METライブビューイング 「カプリッチョ」(全1幕)
 (東劇、新宿ピカデリーほか全国の映画館にて上映予定)
 2011年5月14日(土)~5月20日(金)(一部劇場は19日(木)で終了)
 上映時間:2時間46分(休憩なし)

途中、ホルンがどソロでカスったのもバッチリ録音されてるものと思われます(笑)
あと、オペラのごく一部分だけですが(たぶんマドレーヌが歌う『最後の場』)、来週のN響アワーで聞けます。

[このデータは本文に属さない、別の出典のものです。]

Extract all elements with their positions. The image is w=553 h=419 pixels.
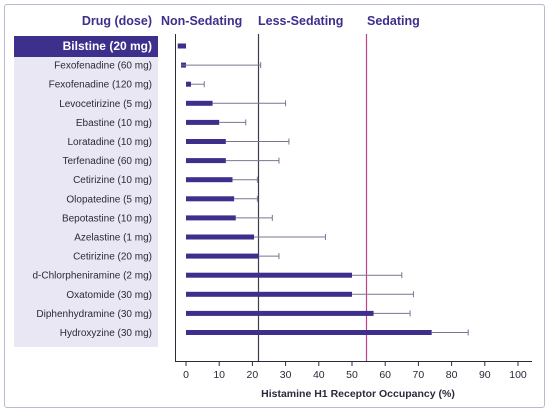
drug-dose-header: Drug (dose) <box>82 14 152 28</box>
zone-label-sedating: Sedating <box>367 14 420 28</box>
category-label: Fexofenadine (120 mg) <box>49 80 152 91</box>
bar <box>186 291 352 297</box>
category-label: Cetirizine (10 mg) <box>73 175 152 186</box>
x-tick-label: 60 <box>379 369 391 381</box>
category-label: Cetirizine (20 mg) <box>73 252 152 263</box>
bar <box>186 139 226 144</box>
highlight-label-bg <box>14 36 158 57</box>
bar <box>186 119 220 125</box>
zone-label-less-sedating: Less-Sedating <box>258 14 343 28</box>
bar <box>186 310 374 316</box>
category-label: Diphenhydramine (30 mg) <box>36 309 152 320</box>
category-label: Oxatomide (30 mg) <box>66 290 152 301</box>
bar <box>177 43 186 49</box>
category-label: Bepotastine (10 mg) <box>62 213 152 224</box>
category-label: Levocetirizine (5 mg) <box>59 99 152 110</box>
category-label: Hydroxyzine (30 mg) <box>60 328 152 339</box>
bar <box>186 100 213 106</box>
category-label: Olopatedine (5 mg) <box>66 194 152 205</box>
x-tick-label: 0 <box>183 369 189 381</box>
x-tick-label: 20 <box>247 369 259 381</box>
x-tick-label: 40 <box>313 369 325 381</box>
x-axis-title: Histamine H1 Receptor Occupancy (%) <box>261 388 455 400</box>
category-label: d-Chlorpheniramine (2 mg) <box>33 271 153 282</box>
x-tick-label: 50 <box>346 369 358 381</box>
bar <box>186 177 233 183</box>
x-tick-label: 70 <box>413 369 425 381</box>
bar <box>186 234 255 240</box>
x-tick-label: 90 <box>479 369 491 381</box>
x-tick-label: 100 <box>509 369 527 381</box>
bar <box>186 81 191 87</box>
bar <box>186 158 226 164</box>
x-tick-label: 10 <box>213 369 225 381</box>
x-tick-label: 80 <box>446 369 458 381</box>
category-label: Loratadine (10 mg) <box>68 137 153 148</box>
category-label: Terfenadine (60 mg) <box>63 156 153 167</box>
bar <box>186 196 235 202</box>
bar <box>186 215 236 221</box>
label-panel <box>14 57 158 347</box>
category-label: Ebastine (10 mg) <box>76 118 152 129</box>
bar <box>186 330 432 335</box>
category-label: Azelastine (1 mg) <box>74 233 152 244</box>
x-tick-label: 30 <box>280 369 292 381</box>
category-label: Bilstine (20 mg) <box>63 39 152 53</box>
category-label: Fexofenadine (60 mg) <box>54 61 152 72</box>
bar <box>186 253 260 259</box>
bar <box>186 272 352 278</box>
zone-label-non-sedating: Non-Sedating <box>161 14 242 28</box>
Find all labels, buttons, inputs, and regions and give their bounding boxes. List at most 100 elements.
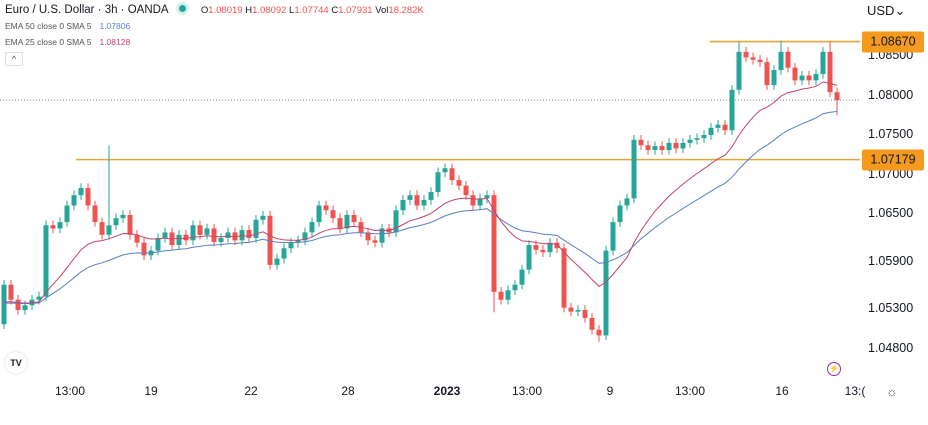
candle-up (505, 290, 511, 300)
candle-up (225, 232, 231, 238)
candle-down (92, 205, 98, 223)
candle-up (162, 232, 168, 238)
candle-up (36, 296, 42, 300)
candle-down (134, 234, 140, 243)
candle-up (694, 138, 700, 140)
time-tick: 16 (775, 384, 789, 398)
candle-down (561, 248, 567, 308)
candle-down (351, 214, 357, 223)
candle-up (715, 124, 721, 128)
candle-up (624, 198, 630, 206)
candle-up (603, 250, 609, 336)
price-tick: 1.06500 (868, 206, 914, 221)
candle-up (813, 74, 819, 81)
candle-up (309, 222, 315, 233)
candle-down (806, 75, 812, 81)
candle-down (750, 57, 756, 60)
candle-down (85, 188, 91, 206)
candle-up (1, 284, 7, 325)
candle-down (764, 62, 770, 86)
currency-selector[interactable]: USD⌄ (867, 3, 906, 18)
candle-up (407, 195, 413, 200)
candle-down (183, 234, 189, 241)
chevron-up-icon[interactable]: ^ (5, 52, 23, 66)
candle-down (470, 195, 476, 206)
ema25-line (3, 81, 838, 304)
candle-down (827, 51, 833, 93)
symbol-legend: Euro / U.S. Dollar · 3h · OANDA O1.08019… (5, 4, 424, 16)
candle-down (365, 232, 371, 241)
candle-up (176, 234, 182, 246)
time-tick: 13:00 (674, 384, 706, 398)
level-price-label: 1.07179 (862, 149, 924, 171)
candle-down (498, 291, 504, 300)
candle-up (43, 225, 49, 297)
candle-down (267, 215, 273, 265)
candle-down (792, 67, 798, 81)
candle-up (57, 222, 63, 229)
price-tick: 1.07000 (868, 166, 914, 181)
candle-down (722, 124, 728, 131)
price-tick: 1.08000 (868, 87, 914, 102)
tradingview-logo[interactable]: TV (5, 352, 27, 374)
ema50-line (3, 111, 838, 305)
price-tick: 1.05900 (868, 253, 914, 268)
candle-up (393, 210, 399, 233)
candle-up (218, 237, 224, 242)
candle-up (736, 51, 742, 90)
candle-up (526, 245, 532, 270)
candle-down (246, 230, 252, 238)
indicator-ema50[interactable]: EMA 50 close 0 SMA 5 1.07806 (5, 21, 131, 31)
ohlc-values: O1.08019 H1.08092 L1.07744 C1.07931 Vol1… (200, 5, 424, 16)
candle-up (120, 214, 126, 219)
candle-up (274, 258, 280, 265)
candle-up (771, 70, 777, 86)
candle-down (456, 180, 462, 186)
candle-up (477, 198, 483, 206)
candle-up (281, 248, 287, 259)
candle-up (295, 240, 301, 243)
time-tick: 13:00 (511, 384, 543, 398)
candle-up (253, 219, 259, 238)
candle-down (449, 168, 455, 181)
candle-up (484, 195, 490, 199)
candle-down (491, 195, 497, 292)
candle-up (575, 310, 581, 312)
candle-down (533, 245, 539, 250)
candle-up (155, 237, 161, 251)
candle-down (785, 51, 791, 68)
candle-up (64, 205, 70, 223)
candle-down (372, 240, 378, 243)
candle-down (582, 310, 588, 318)
candle-up (687, 139, 693, 143)
candle-down (743, 51, 749, 58)
candle-up (22, 305, 28, 311)
candle-down (337, 218, 343, 229)
candle-up (652, 146, 658, 151)
price-tick: 1.04800 (868, 341, 914, 356)
gear-icon[interactable]: ☼ (886, 384, 898, 399)
time-tick: 9 (606, 384, 614, 398)
lightning-icon[interactable]: ⚡ (827, 362, 841, 376)
time-tick: 28 (341, 384, 355, 398)
candle-down (638, 139, 644, 146)
candle-up (799, 75, 805, 81)
candle-down (596, 329, 602, 336)
time-tick: 2023 (433, 384, 461, 398)
candle-up (421, 199, 427, 206)
candle-down (197, 225, 203, 235)
time-tick: 13:( (844, 384, 866, 398)
symbol-title[interactable]: Euro / U.S. Dollar · 3h · OANDA (5, 4, 169, 16)
candle-up (260, 215, 266, 220)
candle-up (379, 228, 385, 243)
time-tick: 19 (144, 384, 158, 398)
candle-down (589, 317, 595, 330)
candle-up (302, 232, 308, 241)
candle-up (631, 139, 637, 199)
candle-up (512, 284, 518, 291)
candle-down (645, 145, 651, 151)
indicator-ema25[interactable]: EMA 25 close 0 SMA 5 1.08128 (5, 37, 131, 47)
time-tick: 22 (244, 384, 258, 398)
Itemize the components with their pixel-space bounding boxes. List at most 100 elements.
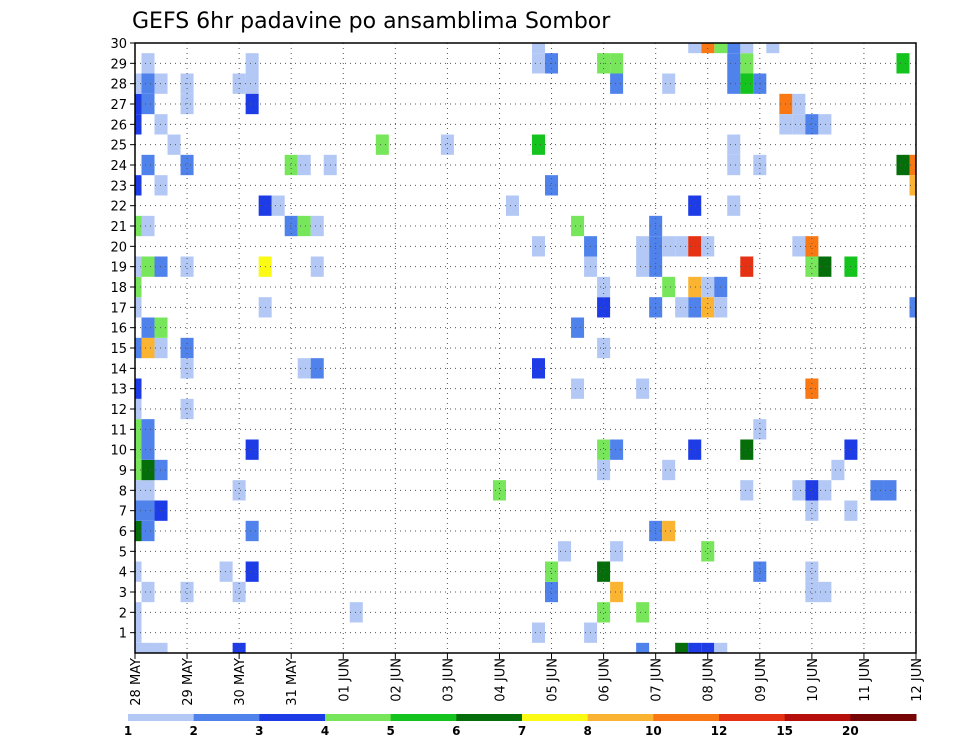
heatmap-cell bbox=[818, 480, 832, 501]
heatmap-cell bbox=[545, 561, 559, 582]
heatmap-cell bbox=[349, 602, 363, 623]
heatmap-cell bbox=[805, 500, 819, 521]
heatmap-cell bbox=[662, 236, 676, 257]
heatmap-cell bbox=[135, 93, 142, 115]
heatmap-cell bbox=[310, 215, 324, 237]
heatmap-cell bbox=[297, 215, 311, 237]
y-tick-label: 18 bbox=[110, 281, 127, 296]
x-tick-label: 07 JUN bbox=[650, 658, 665, 702]
heatmap-cell bbox=[727, 154, 741, 176]
y-tick-label: 10 bbox=[110, 444, 127, 459]
heatmap-cell bbox=[688, 297, 702, 318]
heatmap-cell bbox=[571, 317, 585, 338]
heatmap-cell bbox=[232, 581, 246, 603]
heatmap-cell bbox=[909, 175, 916, 196]
y-tick-label: 19 bbox=[110, 261, 127, 276]
y-tick-label: 7 bbox=[119, 505, 127, 520]
heatmap-cells bbox=[135, 43, 916, 653]
heatmap-cell bbox=[245, 53, 259, 74]
heatmap-cell bbox=[135, 114, 142, 135]
heatmap-cell bbox=[740, 53, 754, 74]
heatmap-cell bbox=[805, 480, 819, 501]
heatmap-cell bbox=[135, 500, 142, 521]
heatmap-cell bbox=[135, 520, 142, 542]
heatmap-cell bbox=[141, 73, 155, 94]
heatmap-cell bbox=[154, 73, 168, 94]
heatmap-cell bbox=[688, 276, 702, 298]
heatmap-cell bbox=[154, 317, 168, 338]
heatmap-cell bbox=[154, 175, 168, 196]
heatmap-cell bbox=[141, 581, 155, 603]
heatmap-cell bbox=[135, 480, 142, 501]
x-axis: 28 MAY 29 MAY 30 MAY 31 MAY 01 JUN 02 JUN 03 J… bbox=[129, 653, 925, 706]
heatmap-cell bbox=[135, 561, 142, 582]
colorbar-swatch bbox=[784, 714, 851, 721]
heatmap-cell bbox=[610, 439, 624, 460]
heatmap-cell bbox=[141, 480, 155, 501]
heatmap-cell bbox=[141, 459, 155, 481]
heatmap-cell bbox=[831, 459, 845, 481]
heatmap-cell bbox=[688, 43, 702, 54]
heatmap-cell bbox=[909, 297, 916, 318]
y-tick-label: 24 bbox=[110, 159, 127, 174]
heatmap-cell bbox=[532, 53, 546, 74]
heatmap-cell bbox=[232, 642, 246, 653]
heatmap-cell bbox=[141, 93, 155, 115]
heatmap-cell bbox=[896, 154, 910, 176]
heatmap-cell bbox=[135, 602, 142, 623]
heatmap-cell bbox=[245, 561, 259, 582]
heatmap-cell bbox=[753, 154, 767, 176]
heatmap-cell bbox=[662, 276, 676, 298]
heatmap-cell bbox=[792, 236, 806, 257]
heatmap-cell bbox=[753, 561, 767, 582]
heatmap-cell bbox=[805, 236, 819, 257]
colorbar-swatch bbox=[325, 714, 392, 721]
x-tick-label: 29 MAY bbox=[181, 658, 196, 706]
heatmap-cell bbox=[727, 53, 741, 74]
x-tick-label: 04 JUN bbox=[493, 658, 508, 702]
heatmap-cell bbox=[492, 480, 506, 501]
heatmap-cell bbox=[805, 114, 819, 135]
heatmap-cell bbox=[662, 459, 676, 481]
y-tick-label: 28 bbox=[110, 78, 127, 93]
heatmap-cell bbox=[135, 642, 142, 653]
heatmap-cell bbox=[245, 439, 259, 460]
heatmap-cell bbox=[219, 561, 233, 582]
colorbar-swatch bbox=[456, 714, 523, 721]
heatmap-cell bbox=[310, 358, 324, 379]
colorbar-label: 5 bbox=[386, 724, 394, 738]
heatmap-cell bbox=[154, 337, 168, 359]
heatmap-cell bbox=[662, 520, 676, 542]
heatmap-cell bbox=[310, 256, 324, 277]
heatmap-cell bbox=[883, 480, 897, 501]
y-tick-label: 20 bbox=[110, 240, 127, 255]
x-tick-label: 31 MAY bbox=[285, 658, 300, 706]
heatmap-cell bbox=[141, 154, 155, 176]
heatmap-cell bbox=[818, 581, 832, 603]
heatmap-cell bbox=[792, 114, 806, 135]
heatmap-cell bbox=[818, 114, 832, 135]
heatmap-cell bbox=[245, 520, 259, 542]
heatmap-cell bbox=[636, 236, 650, 257]
colorbar: 1 2 3 4 5 6 7 8 10 12 15 20 bbox=[124, 714, 917, 738]
y-tick-label: 14 bbox=[110, 362, 127, 377]
heatmap-cell bbox=[714, 642, 728, 653]
heatmap-cell bbox=[753, 419, 767, 440]
heatmap-cell bbox=[688, 439, 702, 460]
heatmap-cell bbox=[558, 541, 572, 562]
colorbar-swatch bbox=[850, 714, 917, 721]
heatmap-cell bbox=[141, 520, 155, 542]
y-tick-label: 9 bbox=[119, 464, 127, 479]
y-tick-label: 6 bbox=[119, 525, 127, 540]
heatmap-cell bbox=[154, 256, 168, 277]
y-tick-label: 2 bbox=[119, 606, 127, 621]
colorbar-label: 10 bbox=[645, 724, 662, 738]
heatmap-cell bbox=[135, 459, 142, 481]
heatmap-cell bbox=[135, 215, 142, 237]
x-tick-label: 06 JUN bbox=[598, 658, 613, 702]
heatmap-cell bbox=[141, 419, 155, 440]
y-tick-label: 16 bbox=[110, 322, 127, 337]
heatmap-cell bbox=[688, 642, 702, 653]
heatmap-cell bbox=[701, 297, 715, 318]
heatmap-cell bbox=[135, 256, 142, 277]
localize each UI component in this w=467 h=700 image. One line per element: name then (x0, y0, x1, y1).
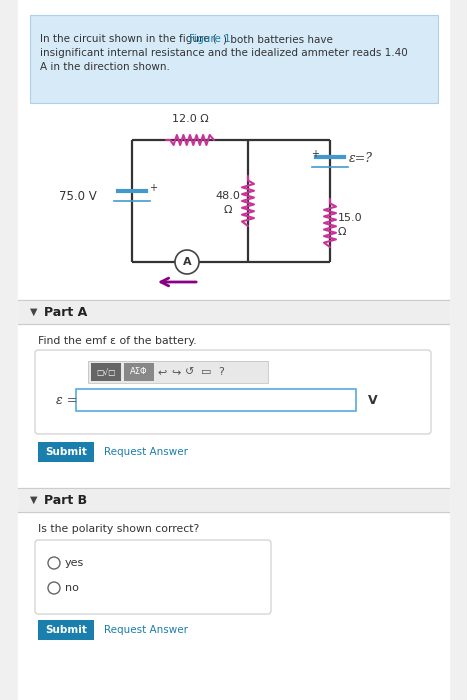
Bar (38, 442, 94, 462)
Text: ▼: ▼ (30, 495, 37, 505)
Text: Ω: Ω (338, 227, 347, 237)
Text: ▼: ▼ (30, 307, 37, 317)
FancyBboxPatch shape (35, 350, 431, 434)
Text: Request Answer: Request Answer (104, 447, 188, 457)
Text: yes: yes (65, 558, 84, 568)
Text: AΣΦ: AΣΦ (130, 368, 148, 377)
Text: Submit: Submit (45, 447, 87, 457)
Text: □√□: □√□ (96, 368, 116, 377)
Text: +: + (311, 149, 319, 159)
Text: ▭: ▭ (201, 367, 211, 377)
Bar (88, 361, 268, 383)
Text: 48.0: 48.0 (216, 191, 241, 201)
Text: Submit: Submit (45, 625, 87, 635)
Bar (18, 488, 449, 512)
Text: ?: ? (218, 367, 224, 377)
Bar (91, 363, 121, 381)
Bar (30, 15, 438, 103)
Bar (124, 363, 154, 381)
Bar (38, 620, 94, 640)
Text: A: A (183, 257, 191, 267)
Text: 15.0: 15.0 (338, 213, 362, 223)
Text: 75.0 V: 75.0 V (59, 190, 97, 202)
Text: Part B: Part B (44, 494, 87, 507)
FancyBboxPatch shape (35, 540, 271, 614)
Bar (18, 300, 449, 324)
Text: 12.0 Ω: 12.0 Ω (172, 114, 208, 124)
Text: no: no (65, 583, 79, 593)
Text: A in the direction shown.: A in the direction shown. (40, 62, 170, 72)
Text: ε=?: ε=? (349, 153, 373, 165)
Text: Part A: Part A (44, 305, 87, 318)
Text: Is the polarity shown correct?: Is the polarity shown correct? (38, 524, 199, 534)
Text: Figure 1: Figure 1 (190, 34, 231, 44)
Text: In the circuit shown in the figure (: In the circuit shown in the figure ( (40, 34, 217, 44)
Text: insignificant internal resistance and the idealized ammeter reads 1.40: insignificant internal resistance and th… (40, 48, 408, 58)
Text: ε =: ε = (56, 393, 77, 407)
Text: +: + (149, 183, 157, 193)
Bar (76, 389, 356, 411)
Text: ) both batteries have: ) both batteries have (223, 34, 333, 44)
Text: Find the emf ε of the battery.: Find the emf ε of the battery. (38, 336, 197, 346)
Text: ↩: ↩ (157, 367, 167, 377)
Text: ↪: ↪ (171, 367, 181, 377)
Text: ↺: ↺ (185, 367, 195, 377)
Bar (30, 15, 438, 103)
Bar (88, 361, 268, 383)
Text: Request Answer: Request Answer (104, 625, 188, 635)
Text: V: V (368, 393, 378, 407)
Text: Ω: Ω (224, 205, 232, 215)
Circle shape (175, 250, 199, 274)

2011/5/15(日) NHK教育 21:00-21:57
N響アワー 気ままにセレクション~今宵もカプリッチョ総集編~
◆歌劇「カプリッチョ」 作品85 から (リヒャルト・シュトラウス)
 ソプラノ: フェリシティ・ロット
 指揮: アンドレ・プレヴィン
 [収録: 2009年10月17日, NHKホール]
そのほか

ただ、まあ、いわゆるリヒャルト・シュトラウスの曲なんで(笑)、あの、艶っぽくて大袈裟な感じが好きでない方には、曲だけ聴いてるのはあまり面白くないかもしれません。
そういう意味でも、2時間半近く休憩無しのオペラを飽きさせずに観せるジョン・コックスの演出は出色だと思います。